Lilias Adie era una mujer de Torryburn, Escocia, que en 1704 fue detenida y condenada a morir en la hoguera por brujería. Bajo tortura, admitió haber mantenido relaciones sexuales con el diablo en un pajar. Por suerte o por desgracia, no fue ejecutada, porque murió antes en la cárcel (puede que se suicidara). Su cuerpo fue enterrado y ahora, sabemos cómo era su rostro.
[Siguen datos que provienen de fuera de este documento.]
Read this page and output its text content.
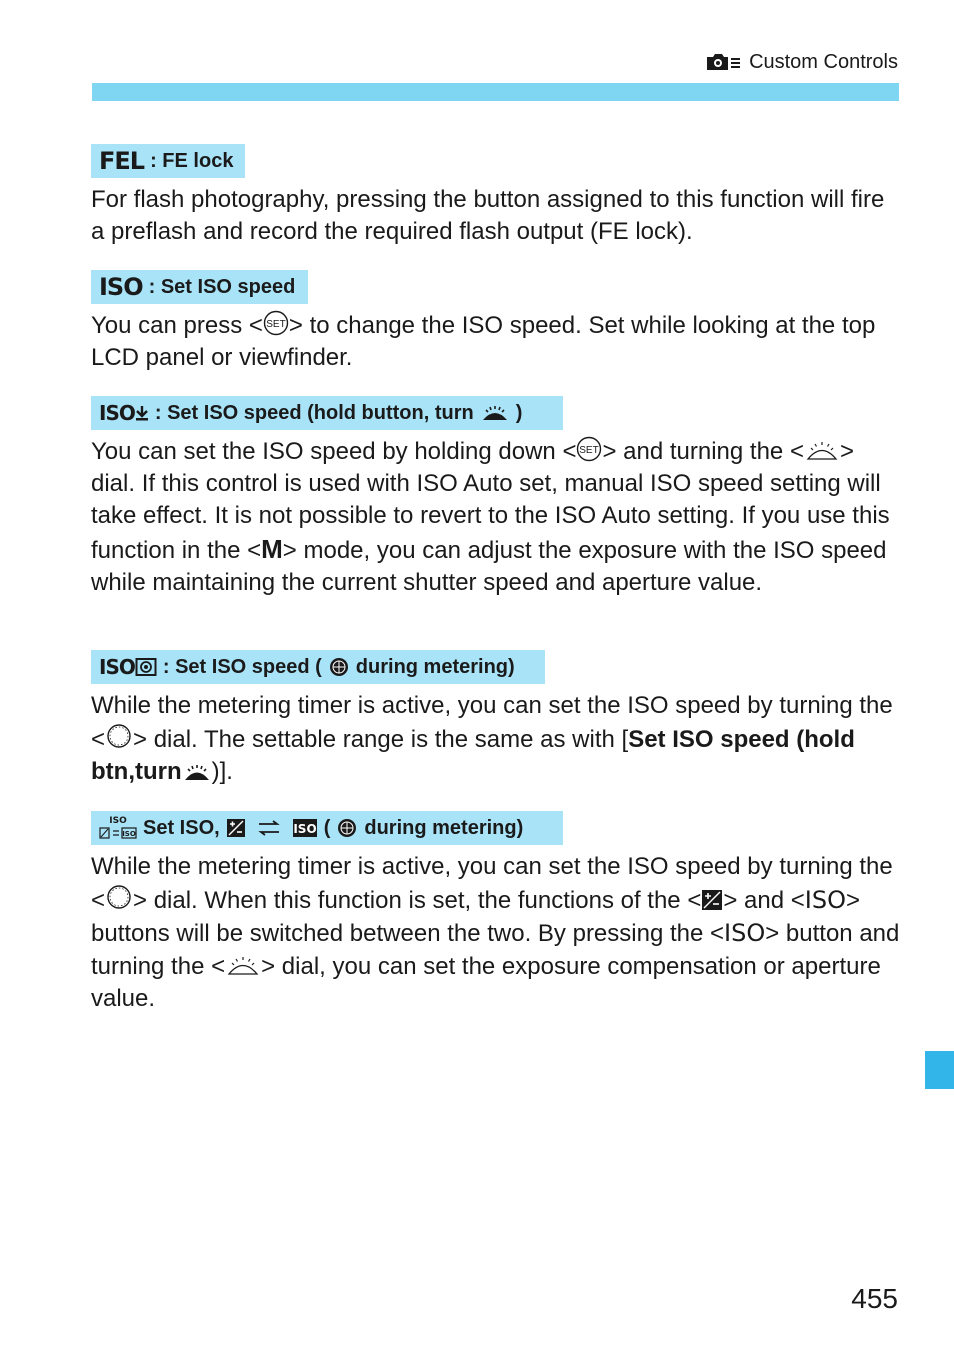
Custom Controls
FEL : FE lock

For flash photography, pressing the button assigned to this function will fire a preflash and record the required flash output (FE lock).

ISO : Set ISO speed

You can press < SET > to change the ISO speed. Set while looking at the top LCD panel or viewfinder.

ISO : Set ISO speed (hold button, turn )

You can set the ISO speed by holding down < SET > and turning the < > dial. If this control is used with ISO Auto set, manual ISO speed setting will take effect. It is not possible to revert to the ISO Auto setting. If you use this function in the <M> mode, you can adjust the exposure with the ISO speed while maintaining the current shutter speed and aperture value.

ISO : Set ISO speed ( during metering)

While the metering timer is active, you can set the ISO speed by turning the < > dial. The settable range is the same as with [Set ISO speed (hold btn,turn )].

ISO
ISO Set ISO,	ISO ( during metering)

While the metering timer is active, you can set the ISO speed by turning the < > dial. When this function is set, the functions of the < > and <ISO> buttons will be switched between the two. By pressing the <ISO> button and turning the < > dial, you can set the exposure compensation or aperture value.

455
El Centro para la Anatomía y la Identificación Humana de la Universidad de Dundee, en Escocia, recibió el cuerpo de Lilias Adie y con tecnología moderna, han generado el que podía ser su rostro. Los expertos que han llevado a cabo la reconstrucción creen que es un caso único, porque no hay restos conservados de personas acusadas de brujería debido precisamente a que eran quemadas y sus restos reducidos a cenizas. Se sabe que Lilias Adie fue enterrada bajo una gran losa de piedra, un intento de que la bruja no retornara de la muerte para atormentar a sus vecinos.

El artista forense Christopher Rynn, quién 'reconstruyó' el rostro de la bruja, explica el motivo de por qué su gesto es de tranquilidad y sosiego: "No hay nada en la historia de Lilias que sugiera que fuera otra cosa más que la víctima de horribles circunstancias, así que no vi ninguna necesidad de ajustar su expresión para convertirla en algo inquietante o amenazador y acabó teniendo una cara agradable, casi de manera natural".